How to compare different XLSX (Excel) files, sheets in Excel files, or CSV files:

This can be efficiently done in Python, and much quicker than in Excel (even when using PowerQuery and such). The method I use is to use pandas library that provides us abilities to read and compare CSV and Excel files. Be sure to install and import the library first of course:

import pandas as pd

The idea is to use pandas.read_excel() function if they you’re comparing two different Excel workbooks. e.g.

file1 = 'pandastest_1.xlsx'
file2 = 'pandastest_2.xlsx'
df1 = pd.read_excel(file1)
df2 = pd.read_excel(file2)

If you’re comparing different sheets in the same workbook or even different workbooks, use pandas.read_excel() again but set sheet_name attribute to the name of the sheet. e.g.

workbook = 'SheetsDiffTest.xlsx'
sheet1 = 'Sheet1'
sheet2 = 'Sheet2'

df1 = pd.read_excel(workbook, sheet_name=sheet1)
df2 = pd.read_excel(workbook, sheet_name=sheet2)
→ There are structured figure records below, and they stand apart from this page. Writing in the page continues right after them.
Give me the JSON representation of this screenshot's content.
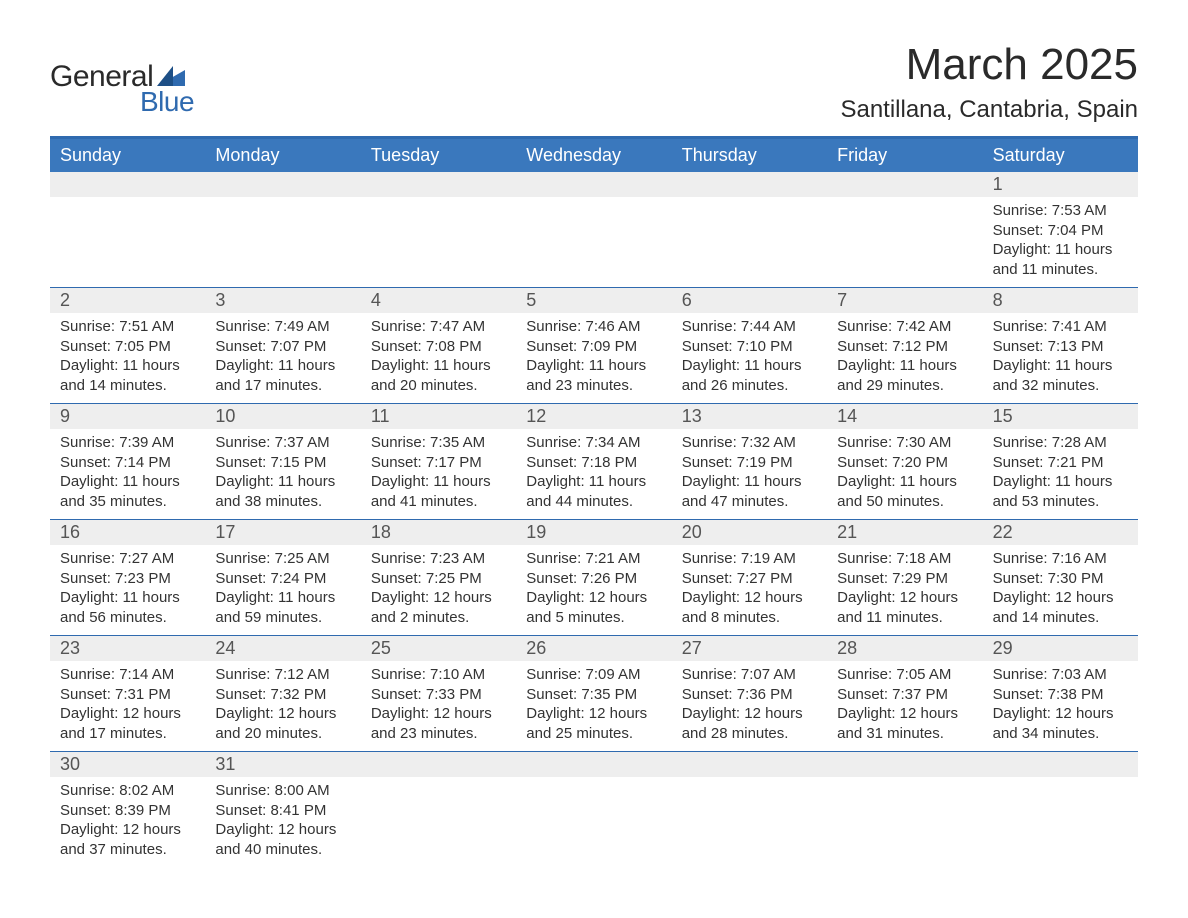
{
  "logo": {
    "word1": "General",
    "word2": "Blue",
    "text_color": "#2a2a2a",
    "accent_color": "#2f6aaf"
  },
  "title": "March 2025",
  "subtitle": "Santillana, Cantabria, Spain",
  "colors": {
    "header_bg": "#3a78bd",
    "header_text": "#ffffff",
    "daynum_bg": "#eeeeee",
    "border": "#2f6aaf",
    "text": "#333333",
    "background": "#ffffff"
  },
  "typography": {
    "title_fontsize": 44,
    "subtitle_fontsize": 24,
    "header_fontsize": 18,
    "daynum_fontsize": 18,
    "body_fontsize": 15
  },
  "layout": {
    "columns": 7,
    "weeks": 6
  },
  "day_headers": [
    "Sunday",
    "Monday",
    "Tuesday",
    "Wednesday",
    "Thursday",
    "Friday",
    "Saturday"
  ],
  "label_sunrise": "Sunrise: ",
  "label_sunset": "Sunset: ",
  "label_daylight": "Daylight: ",
  "weeks": [
    [
      {
        "n": "",
        "sr": "",
        "ss": "",
        "dl": ""
      },
      {
        "n": "",
        "sr": "",
        "ss": "",
        "dl": ""
      },
      {
        "n": "",
        "sr": "",
        "ss": "",
        "dl": ""
      },
      {
        "n": "",
        "sr": "",
        "ss": "",
        "dl": ""
      },
      {
        "n": "",
        "sr": "",
        "ss": "",
        "dl": ""
      },
      {
        "n": "",
        "sr": "",
        "ss": "",
        "dl": ""
      },
      {
        "n": "1",
        "sr": "7:53 AM",
        "ss": "7:04 PM",
        "dl": "11 hours and 11 minutes."
      }
    ],
    [
      {
        "n": "2",
        "sr": "7:51 AM",
        "ss": "7:05 PM",
        "dl": "11 hours and 14 minutes."
      },
      {
        "n": "3",
        "sr": "7:49 AM",
        "ss": "7:07 PM",
        "dl": "11 hours and 17 minutes."
      },
      {
        "n": "4",
        "sr": "7:47 AM",
        "ss": "7:08 PM",
        "dl": "11 hours and 20 minutes."
      },
      {
        "n": "5",
        "sr": "7:46 AM",
        "ss": "7:09 PM",
        "dl": "11 hours and 23 minutes."
      },
      {
        "n": "6",
        "sr": "7:44 AM",
        "ss": "7:10 PM",
        "dl": "11 hours and 26 minutes."
      },
      {
        "n": "7",
        "sr": "7:42 AM",
        "ss": "7:12 PM",
        "dl": "11 hours and 29 minutes."
      },
      {
        "n": "8",
        "sr": "7:41 AM",
        "ss": "7:13 PM",
        "dl": "11 hours and 32 minutes."
      }
    ],
    [
      {
        "n": "9",
        "sr": "7:39 AM",
        "ss": "7:14 PM",
        "dl": "11 hours and 35 minutes."
      },
      {
        "n": "10",
        "sr": "7:37 AM",
        "ss": "7:15 PM",
        "dl": "11 hours and 38 minutes."
      },
      {
        "n": "11",
        "sr": "7:35 AM",
        "ss": "7:17 PM",
        "dl": "11 hours and 41 minutes."
      },
      {
        "n": "12",
        "sr": "7:34 AM",
        "ss": "7:18 PM",
        "dl": "11 hours and 44 minutes."
      },
      {
        "n": "13",
        "sr": "7:32 AM",
        "ss": "7:19 PM",
        "dl": "11 hours and 47 minutes."
      },
      {
        "n": "14",
        "sr": "7:30 AM",
        "ss": "7:20 PM",
        "dl": "11 hours and 50 minutes."
      },
      {
        "n": "15",
        "sr": "7:28 AM",
        "ss": "7:21 PM",
        "dl": "11 hours and 53 minutes."
      }
    ],
    [
      {
        "n": "16",
        "sr": "7:27 AM",
        "ss": "7:23 PM",
        "dl": "11 hours and 56 minutes."
      },
      {
        "n": "17",
        "sr": "7:25 AM",
        "ss": "7:24 PM",
        "dl": "11 hours and 59 minutes."
      },
      {
        "n": "18",
        "sr": "7:23 AM",
        "ss": "7:25 PM",
        "dl": "12 hours and 2 minutes."
      },
      {
        "n": "19",
        "sr": "7:21 AM",
        "ss": "7:26 PM",
        "dl": "12 hours and 5 minutes."
      },
      {
        "n": "20",
        "sr": "7:19 AM",
        "ss": "7:27 PM",
        "dl": "12 hours and 8 minutes."
      },
      {
        "n": "21",
        "sr": "7:18 AM",
        "ss": "7:29 PM",
        "dl": "12 hours and 11 minutes."
      },
      {
        "n": "22",
        "sr": "7:16 AM",
        "ss": "7:30 PM",
        "dl": "12 hours and 14 minutes."
      }
    ],
    [
      {
        "n": "23",
        "sr": "7:14 AM",
        "ss": "7:31 PM",
        "dl": "12 hours and 17 minutes."
      },
      {
        "n": "24",
        "sr": "7:12 AM",
        "ss": "7:32 PM",
        "dl": "12 hours and 20 minutes."
      },
      {
        "n": "25",
        "sr": "7:10 AM",
        "ss": "7:33 PM",
        "dl": "12 hours and 23 minutes."
      },
      {
        "n": "26",
        "sr": "7:09 AM",
        "ss": "7:35 PM",
        "dl": "12 hours and 25 minutes."
      },
      {
        "n": "27",
        "sr": "7:07 AM",
        "ss": "7:36 PM",
        "dl": "12 hours and 28 minutes."
      },
      {
        "n": "28",
        "sr": "7:05 AM",
        "ss": "7:37 PM",
        "dl": "12 hours and 31 minutes."
      },
      {
        "n": "29",
        "sr": "7:03 AM",
        "ss": "7:38 PM",
        "dl": "12 hours and 34 minutes."
      }
    ],
    [
      {
        "n": "30",
        "sr": "8:02 AM",
        "ss": "8:39 PM",
        "dl": "12 hours and 37 minutes."
      },
      {
        "n": "31",
        "sr": "8:00 AM",
        "ss": "8:41 PM",
        "dl": "12 hours and 40 minutes."
      },
      {
        "n": "",
        "sr": "",
        "ss": "",
        "dl": ""
      },
      {
        "n": "",
        "sr": "",
        "ss": "",
        "dl": ""
      },
      {
        "n": "",
        "sr": "",
        "ss": "",
        "dl": ""
      },
      {
        "n": "",
        "sr": "",
        "ss": "",
        "dl": ""
      },
      {
        "n": "",
        "sr": "",
        "ss": "",
        "dl": ""
      }
    ]
  ]
}
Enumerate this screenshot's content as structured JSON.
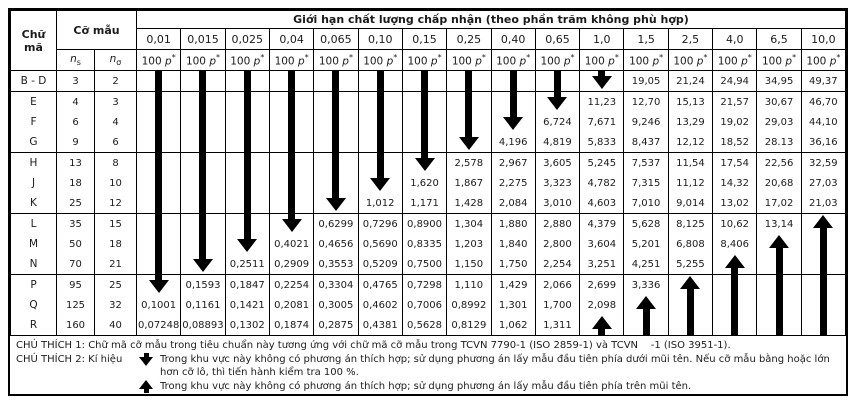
{
  "header": {
    "code_label": "Chữ mã",
    "sample_size_label": "Cỡ mẫu",
    "n_symbol": "n",
    "sub_s": "s",
    "sub_sigma": "σ",
    "title": "Giới hạn chất lượng chấp nhận (theo phần trăm không phù hợp)",
    "per_column_num": "100",
    "per_column_sym": "p",
    "per_column_star": "*"
  },
  "chart_data": {
    "type": "table",
    "columns": [
      "0,01",
      "0,015",
      "0,025",
      "0,04",
      "0,065",
      "0,10",
      "0,15",
      "0,25",
      "0,40",
      "0,65",
      "1,0",
      "1,5",
      "2,5",
      "4,0",
      "6,5",
      "10,0"
    ],
    "rows": [
      {
        "code": "B - D",
        "ns": "3",
        "nsigma": "2",
        "values": {
          "11": "19,05",
          "12": "21,24",
          "13": "24,94",
          "14": "34,95",
          "15": "49,37"
        }
      },
      {
        "code": "E",
        "ns": "4",
        "nsigma": "3",
        "values": {
          "10": "11,23",
          "11": "12,70",
          "12": "15,13",
          "13": "21,57",
          "14": "30,67",
          "15": "46,70"
        }
      },
      {
        "code": "F",
        "ns": "6",
        "nsigma": "4",
        "values": {
          "9": "6,724",
          "10": "7,671",
          "11": "9,246",
          "12": "13,29",
          "13": "19,02",
          "14": "29,03",
          "15": "44,10"
        }
      },
      {
        "code": "G",
        "ns": "9",
        "nsigma": "6",
        "values": {
          "8": "4,196",
          "9": "4,819",
          "10": "5,833",
          "11": "8,437",
          "12": "12,12",
          "13": "18,52",
          "14": "28.13",
          "15": "36,16"
        }
      },
      {
        "code": "H",
        "ns": "13",
        "nsigma": "8",
        "values": {
          "7": "2,578",
          "8": "2,967",
          "9": "3,605",
          "10": "5,245",
          "11": "7,537",
          "12": "11,54",
          "13": "17,54",
          "14": "22,56",
          "15": "32,59"
        }
      },
      {
        "code": "J",
        "ns": "18",
        "nsigma": "10",
        "values": {
          "6": "1,620",
          "7": "1,867",
          "8": "2,275",
          "9": "3,323",
          "10": "4,782",
          "11": "7,315",
          "12": "11,12",
          "13": "14,32",
          "14": "20,68",
          "15": "27,03"
        }
      },
      {
        "code": "K",
        "ns": "25",
        "nsigma": "12",
        "values": {
          "5": "1,012",
          "6": "1,171",
          "7": "1,428",
          "8": "2,084",
          "9": "3,010",
          "10": "4,603",
          "11": "7,010",
          "12": "9,014",
          "13": "13,02",
          "14": "17,02",
          "15": "21,03"
        }
      },
      {
        "code": "L",
        "ns": "35",
        "nsigma": "15",
        "values": {
          "4": "0,6299",
          "5": "0,7296",
          "6": "0,8900",
          "7": "1,304",
          "8": "1,880",
          "9": "2,880",
          "10": "4,379",
          "11": "5,628",
          "12": "8,125",
          "13": "10,62",
          "14": "13,14"
        }
      },
      {
        "code": "M",
        "ns": "50",
        "nsigma": "18",
        "values": {
          "3": "0,4021",
          "4": "0,4656",
          "5": "0,5690",
          "6": "0,8335",
          "7": "1,203",
          "8": "1,840",
          "9": "2,800",
          "10": "3,604",
          "11": "5,201",
          "12": "6,808",
          "13": "8,406"
        }
      },
      {
        "code": "N",
        "ns": "70",
        "nsigma": "21",
        "values": {
          "2": "0,2511",
          "3": "0,2909",
          "4": "0,3553",
          "5": "0,5209",
          "6": "0,7500",
          "7": "1,150",
          "8": "1,750",
          "9": "2,254",
          "10": "3,251",
          "11": "4,251",
          "12": "5,255"
        }
      },
      {
        "code": "P",
        "ns": "95",
        "nsigma": "25",
        "values": {
          "1": "0,1593",
          "2": "0,1847",
          "3": "0,2254",
          "4": "0,3304",
          "5": "0,4765",
          "6": "0,7298",
          "7": "1,110",
          "8": "1,429",
          "9": "2,066",
          "10": "2,699",
          "11": "3,336"
        }
      },
      {
        "code": "Q",
        "ns": "125",
        "nsigma": "32",
        "values": {
          "0": "0,1001",
          "1": "0,1161",
          "2": "0,1421",
          "3": "0,2081",
          "4": "0,3005",
          "5": "0,4602",
          "6": "0,7006",
          "7": "0,8992",
          "8": "1,301",
          "9": "1,700",
          "10": "2,098"
        }
      },
      {
        "code": "R",
        "ns": "160",
        "nsigma": "40",
        "values": {
          "0": "0,07248",
          "1": "0,08893",
          "2": "0,1302",
          "3": "0,1874",
          "4": "0,2875",
          "5": "0,4381",
          "6": "0,5628",
          "7": "0,8129",
          "8": "1,062",
          "9": "1,311"
        }
      }
    ],
    "down_arrows": [
      {
        "col": 0,
        "tip_row": 10
      },
      {
        "col": 1,
        "tip_row": 9
      },
      {
        "col": 2,
        "tip_row": 8
      },
      {
        "col": 3,
        "tip_row": 7
      },
      {
        "col": 4,
        "tip_row": 6
      },
      {
        "col": 5,
        "tip_row": 5
      },
      {
        "col": 6,
        "tip_row": 4
      },
      {
        "col": 7,
        "tip_row": 3
      },
      {
        "col": 8,
        "tip_row": 2
      },
      {
        "col": 9,
        "tip_row": 1
      },
      {
        "col": 10,
        "tip_row": 0
      }
    ],
    "up_arrows": [
      {
        "col": 10,
        "tip_row": 12
      },
      {
        "col": 11,
        "tip_row": 11
      },
      {
        "col": 12,
        "tip_row": 10
      },
      {
        "col": 13,
        "tip_row": 9
      },
      {
        "col": 14,
        "tip_row": 8
      },
      {
        "col": 15,
        "tip_row": 7
      }
    ],
    "group_starts": [
      1,
      4,
      7,
      10
    ],
    "title": "Giới hạn chất lượng chấp nhận (theo phần trăm không phù hợp)"
  },
  "notes": {
    "note1_label": "CHÚ THÍCH 1:",
    "note1_text": "Chữ mã cỡ mẫu trong tiêu chuẩn này tương ứng với chữ mã cỡ mẫu trong TCVN 7790-1 (ISO 2859-1) và TCVN    -1 (ISO 3951-1).",
    "note2_label": "CHÚ THÍCH 2: Kí hiệu",
    "down_arrow_text": "Trong khu vực này không có phương án thích hợp; sử dụng phương án lấy mẫu đầu tiên phía dưới mũi tên. Nếu cỡ mẫu bằng hoặc lớn hơn cỡ lô, thì tiến hành kiểm tra 100 %.",
    "up_arrow_text": "Trong khu vực này không có phương án thích hợp; sử dụng phương án lấy mẫu đầu tiên phía trên mũi tên."
  },
  "colors": {
    "border": "#000000",
    "background": "#ffffff",
    "text": "#1b1b1b"
  }
}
The above snippets just opens the files, or sheets into memory into pandas dataframes. Once they’re loaded into dataframes, we have poweful features at our fingertips to manipulate, reshape, plot, convert the data and more. In our case, all we need is the compare method in pandas. But first, it’s important to note that this method should be used when the number of columns in the files, or worksheets you’re comparing are the same; the rows can be different…and that’s exactly what this method compare() is designed for. You can check if the columns are the same or not by:

df2 = df2[df1.columns] # returns True if same number of columns, otherwise False

Then call compare() method on a dataframe to compare with the other and save the result into a new dataframe as:

diff_df = df1.compare(df2)

Then just display the results in your Python IDE/shell window with:

print(diff_df)

If the files are identical, output will be something like:
Empty DataFrame
Columns: []
Index: []

Otherwise, you’ll get the row number, and the cell values that differ. This is really powerful and fast. The caveat here is that it requires a Python development environment and knowledge of Python.

These are just some of the ways to identify differences across lists, tables, data ranges, sheets in a workbook, different workbooks/spreadsheets, CSV files. The actual method you decide to use should depend on your needs and of course one that yields accurate results every time regardless of the effort it takes. I hope this was educational.